Sauver son prochain d'un préjudice sans faire de Lachone Hara'
Comment prévenir une personne de se méfier d'une autre (pour laquelle on a des preuves de sa roublardise) sans faire du Lachone Hara' (médisance).
Merci
Rav Meir Cahn
Le cas que vous évoquez est explicitement traité dans le ‘Hafèts ‘Haïm (1), qui expose cette Halakha de la manière suivante :
Un homme, voyant que son ami a l’intention de s’associer avec un tiers, et estimant que cette association lui sera sans aucun doute préjudiciable, sera tenu de l’en avertir pour le sauver de cette situation.
Il s’agit ici d’une obligation véritable. Ne pas s’y conformer entraînerait la transgression de l’interdit de la Tora : « Tu ne te contiendras pas face au sang de ton prochain ». (2)
Ce devoir est toutefois soumis à cinq conditions restrictives.
Précisons avant même de les détailler qu’il faut particulièrement s’appliquer à vérifier la présence de ces conditions, sans lesquelles cette Mitsva se transformerait inévitablement en un interdit formel de médisance et de colportage.
A. Il y a tout d’abord lieu de s’assurer que les conséquences de cette association seront réellement néfastes et au dépens de la personne concernée. En aucun cas on ne se basera sur des estimations approximatives.

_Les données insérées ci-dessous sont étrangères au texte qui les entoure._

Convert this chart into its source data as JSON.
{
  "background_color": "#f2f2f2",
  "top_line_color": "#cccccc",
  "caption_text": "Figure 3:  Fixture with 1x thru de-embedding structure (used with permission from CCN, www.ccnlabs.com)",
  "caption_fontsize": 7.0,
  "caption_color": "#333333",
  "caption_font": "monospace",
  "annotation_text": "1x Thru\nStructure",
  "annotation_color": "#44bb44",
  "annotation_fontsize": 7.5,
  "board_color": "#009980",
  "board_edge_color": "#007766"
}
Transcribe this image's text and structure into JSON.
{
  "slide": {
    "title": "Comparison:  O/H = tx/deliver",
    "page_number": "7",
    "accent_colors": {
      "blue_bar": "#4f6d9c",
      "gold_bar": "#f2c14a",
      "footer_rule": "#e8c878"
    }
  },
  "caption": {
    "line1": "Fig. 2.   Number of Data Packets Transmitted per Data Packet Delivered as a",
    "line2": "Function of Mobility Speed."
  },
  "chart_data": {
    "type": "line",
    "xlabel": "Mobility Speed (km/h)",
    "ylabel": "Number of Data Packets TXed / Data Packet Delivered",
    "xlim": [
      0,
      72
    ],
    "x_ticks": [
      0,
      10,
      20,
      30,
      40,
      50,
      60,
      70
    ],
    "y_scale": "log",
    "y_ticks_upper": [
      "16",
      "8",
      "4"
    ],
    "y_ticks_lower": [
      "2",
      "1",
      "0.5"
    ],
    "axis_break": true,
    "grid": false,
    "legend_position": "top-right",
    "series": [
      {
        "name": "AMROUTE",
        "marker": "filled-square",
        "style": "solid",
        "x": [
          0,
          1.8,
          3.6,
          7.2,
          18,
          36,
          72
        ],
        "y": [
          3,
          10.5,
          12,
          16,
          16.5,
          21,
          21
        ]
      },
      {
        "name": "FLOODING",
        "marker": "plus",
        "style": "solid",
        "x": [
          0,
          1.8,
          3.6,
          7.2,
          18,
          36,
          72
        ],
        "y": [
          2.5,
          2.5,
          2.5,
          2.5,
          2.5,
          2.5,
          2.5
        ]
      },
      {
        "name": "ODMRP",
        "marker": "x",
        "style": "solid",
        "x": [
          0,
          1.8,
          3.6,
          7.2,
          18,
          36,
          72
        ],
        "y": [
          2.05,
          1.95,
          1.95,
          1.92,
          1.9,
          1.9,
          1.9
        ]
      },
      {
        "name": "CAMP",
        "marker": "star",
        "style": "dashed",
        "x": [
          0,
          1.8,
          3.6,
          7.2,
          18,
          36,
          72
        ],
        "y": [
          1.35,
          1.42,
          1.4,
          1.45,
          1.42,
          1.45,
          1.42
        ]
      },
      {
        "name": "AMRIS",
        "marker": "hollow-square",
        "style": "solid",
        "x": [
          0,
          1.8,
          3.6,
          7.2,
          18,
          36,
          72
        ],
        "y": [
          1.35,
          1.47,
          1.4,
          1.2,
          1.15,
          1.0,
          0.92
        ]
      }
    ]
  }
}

B. Il est absolument interdit d’exagérer les faits dans quelques mesures que ce soit.
C. L’avertissement doit être exprimé dans l’unique intention d’éviter des préjudices à son prochain, et ne doit nullement être suscité par un sentiment malveillant. En outre, plusieurs points méritent d’être soulevés à ce sujet :
• On ne peut se soustraire de ce devoir en prétextant que l’on craint d'éprouver des intentions malveillantes. Chacun doit se contraindre, au moment de l’avertissement, de n’avoir qu’une intention pure et positive.
• Hormis l’intention requise, il faut tenter de s’assurer, dans la mesure du possible, que la personne concernée, une fois avertie, acceptera les faits et annulera par conséquent l’association.
Dans le cas inverse, il est interdit de lui relater l’objet des soupçons.
En effet, il arrive bien souvent qu’une fois l’association établie, une querelle éclate à un moment donné entre les deux collaborateurs, et il s’avère qu’inévitablement, le premier tance le second en l’invectivant et en mentionnant que l’avertissement reçu de la bouche de untel auparavant s’avère tout à fait exact…
En fin de compte, cet avertissement n’a eu pour conséquence que de provoquer la profération d’une médisance. Il reste donc préférable de ne rien dire dans ce cas, quitte à ne pas soustraire son ami des dégâts prévisibles.
• Il est également interdit d’émettre un tel avertissement à une personne susceptible d’aller raconter à son entourage qu’untel lui a révélé ces faits, et d’en venir de la sorte à provoquer une polémique générale. Il en va de même si l’on estime que lorsque le second associé le questionnera sur les raisons de l’annulation de l’association, le concerné lui dévoilera qu’untel lui a révélé les risques qu’entraîneront une association avec lui. Dans ce cas aussi, le danger de polémique annulerait l’obligation d’avertissement.
D. S’il est possible d’obtenir le même résultat, (c'est-à-dire que l’association soit annulée), par un autre moyen, sans requérir nécessairement à la profération de médisance, il est interdit d’agir ainsi, et la seconde alternative doit être privilégiée.
E. Dans le cas où l’avertissement pourrait engendrer plus de dégâts au second associé que le seul fait d’annuler l’association, il est interdit d’en aviser le premier associé. Par exemple, si l’association a déjà été conclue, et que son annulation implique des pertes pour chacune des parties, le devoir d’avertir le premier ne peut occulter les dégâts causés au second.
En revanche, le fait d’empêcher l’association de voir le jour n’est pas considéré comme une perte patente. (3).
Kol Touv
1) Hilkote Rekhiloute chap. 9, 1
2) Béèr Maïm ‘Haïm 1
3) Tiré du livre Dérèkh Béroura, sur le ‘Hafèts ‘Haïm.